In the Carpathian Region (encompassing Croatia, Hungary, Slovakia, Czech Republic, Poland, Ukraine, Romania and Serbia), heat wave events have become more frequent, longer, more severe and intense over the period 1961 - 2010, in particular in summer in the Hungarian Plain and in Southern Romania. Cold wave frequency, average duration, severity, and intensity over this period, on the other hand, generally decreased in every season except autumn. In this study, a heat wave was defined as at least five consecutive days with daily maximum temperature above the long-term 90th percentile of daily maximum temperatures. Similarly, a cold wave was defined as at least five consecutive days with daily minimum temperatures below the long-term 10th percentile of daily minimum temperatures.

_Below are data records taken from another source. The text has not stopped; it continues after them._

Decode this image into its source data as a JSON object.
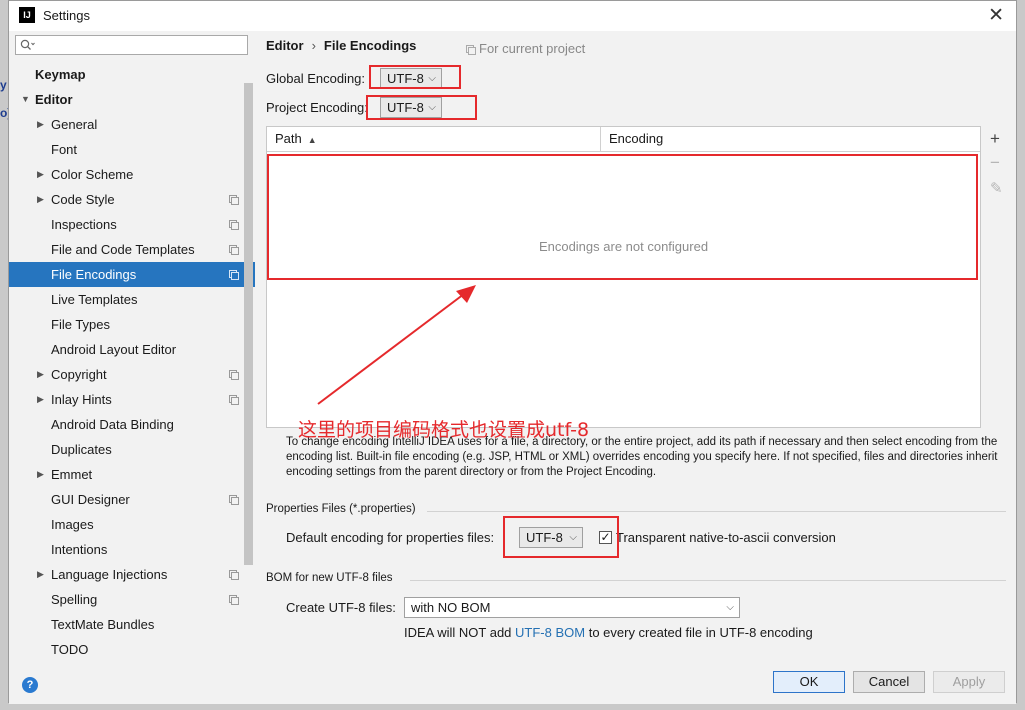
{
  "window": {
    "title": "Settings",
    "app_icon_text": "IJ",
    "close_glyph": "✕"
  },
  "search": {
    "placeholder": ""
  },
  "sidebar": {
    "items": [
      {
        "label": "Keymap",
        "level": 0,
        "expandable": false,
        "bold": true
      },
      {
        "label": "Editor",
        "level": 0,
        "expandable": true,
        "expanded": true,
        "bold": true
      },
      {
        "label": "General",
        "level": 1,
        "expandable": true
      },
      {
        "label": "Font",
        "level": 1,
        "expandable": false
      },
      {
        "label": "Color Scheme",
        "level": 1,
        "expandable": true
      },
      {
        "label": "Code Style",
        "level": 1,
        "expandable": true,
        "project_icon": true
      },
      {
        "label": "Inspections",
        "level": 1,
        "expandable": false,
        "project_icon": true
      },
      {
        "label": "File and Code Templates",
        "level": 1,
        "expandable": false,
        "project_icon": true
      },
      {
        "label": "File Encodings",
        "level": 1,
        "expandable": false,
        "project_icon": true,
        "selected": true
      },
      {
        "label": "Live Templates",
        "level": 1,
        "expandable": false
      },
      {
        "label": "File Types",
        "level": 1,
        "expandable": false
      },
      {
        "label": "Android Layout Editor",
        "level": 1,
        "expandable": false
      },
      {
        "label": "Copyright",
        "level": 1,
        "expandable": true,
        "project_icon": true
      },
      {
        "label": "Inlay Hints",
        "level": 1,
        "expandable": true,
        "project_icon": true
      },
      {
        "label": "Android Data Binding",
        "level": 1,
        "expandable": false
      },
      {
        "label": "Duplicates",
        "level": 1,
        "expandable": false
      },
      {
        "label": "Emmet",
        "level": 1,
        "expandable": true
      },
      {
        "label": "GUI Designer",
        "level": 1,
        "expandable": false,
        "project_icon": true
      },
      {
        "label": "Images",
        "level": 1,
        "expandable": false
      },
      {
        "label": "Intentions",
        "level": 1,
        "expandable": false
      },
      {
        "label": "Language Injections",
        "level": 1,
        "expandable": true,
        "project_icon": true
      },
      {
        "label": "Spelling",
        "level": 1,
        "expandable": false,
        "project_icon": true
      },
      {
        "label": "TextMate Bundles",
        "level": 1,
        "expandable": false
      },
      {
        "label": "TODO",
        "level": 1,
        "expandable": false
      }
    ]
  },
  "breadcrumb": {
    "parent": "Editor",
    "separator": "›",
    "current": "File Encodings"
  },
  "for_current_project": "For current project",
  "global_encoding": {
    "label": "Global Encoding:",
    "value": "UTF-8"
  },
  "project_encoding": {
    "label": "Project Encoding:",
    "value": "UTF-8"
  },
  "table": {
    "columns": [
      "Path",
      "Encoding"
    ],
    "sort_indicator": "▲",
    "empty_text": "Encodings are not configured",
    "tools": {
      "add": "+",
      "remove": "−",
      "edit": "✎"
    }
  },
  "description": "To change encoding IntelliJ IDEA uses for a file, a directory, or the entire project, add its path if necessary and then select encoding from the encoding list. Built-in file encoding (e.g. JSP, HTML or XML) overrides encoding you specify here. If not specified, files and directories inherit encoding settings from the parent directory or from the Project Encoding.",
  "properties": {
    "section_title": "Properties Files (*.properties)",
    "default_label": "Default encoding for properties files:",
    "default_value": "UTF-8",
    "native_to_ascii_label": "Transparent native-to-ascii conversion",
    "native_to_ascii_checked": true,
    "check_glyph": "✓"
  },
  "bom": {
    "section_title": "BOM for new UTF-8 files",
    "create_label": "Create UTF-8 files:",
    "create_value": "with NO BOM",
    "note_prefix": "IDEA will NOT add ",
    "note_link": "UTF-8 BOM",
    "note_suffix": " to every created file in UTF-8 encoding"
  },
  "annotation": {
    "text": "这里的项目编码格式也设置成utf-8",
    "color": "#e5292c"
  },
  "footer": {
    "help": "?",
    "ok": "OK",
    "cancel": "Cancel",
    "apply": "Apply"
  },
  "behind_window": {
    "fragment_1": "y",
    "fragment_2": "o]"
  },
  "colors": {
    "selection": "#2675bf",
    "link": "#2470b3",
    "annotation_red": "#e5292c"
  },
  "icons": {
    "chevron": "chevron-down-icon",
    "arrow_right": "▶",
    "arrow_down": "▼",
    "chevron_glyph": "⌵"
  }
}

The trend analysis shows a general tendency to more frequent, longer, more severe and more intense heat wave events in every season in the entire Carpathian Region. On the other hand, the cold waves show a general tendency to less frequent, shorter, less severe, and less intense events.
The Carpathian Region and the Mediterranean area are the two European hotspots showing a drought frequency, duration, and severity increase in the past decades and in particular from 1990 onwards. When drought effects are exacerbated by heat waves or vice versa, such combination may cause devastating effects, as it happened in summer 2003 in Central Europe.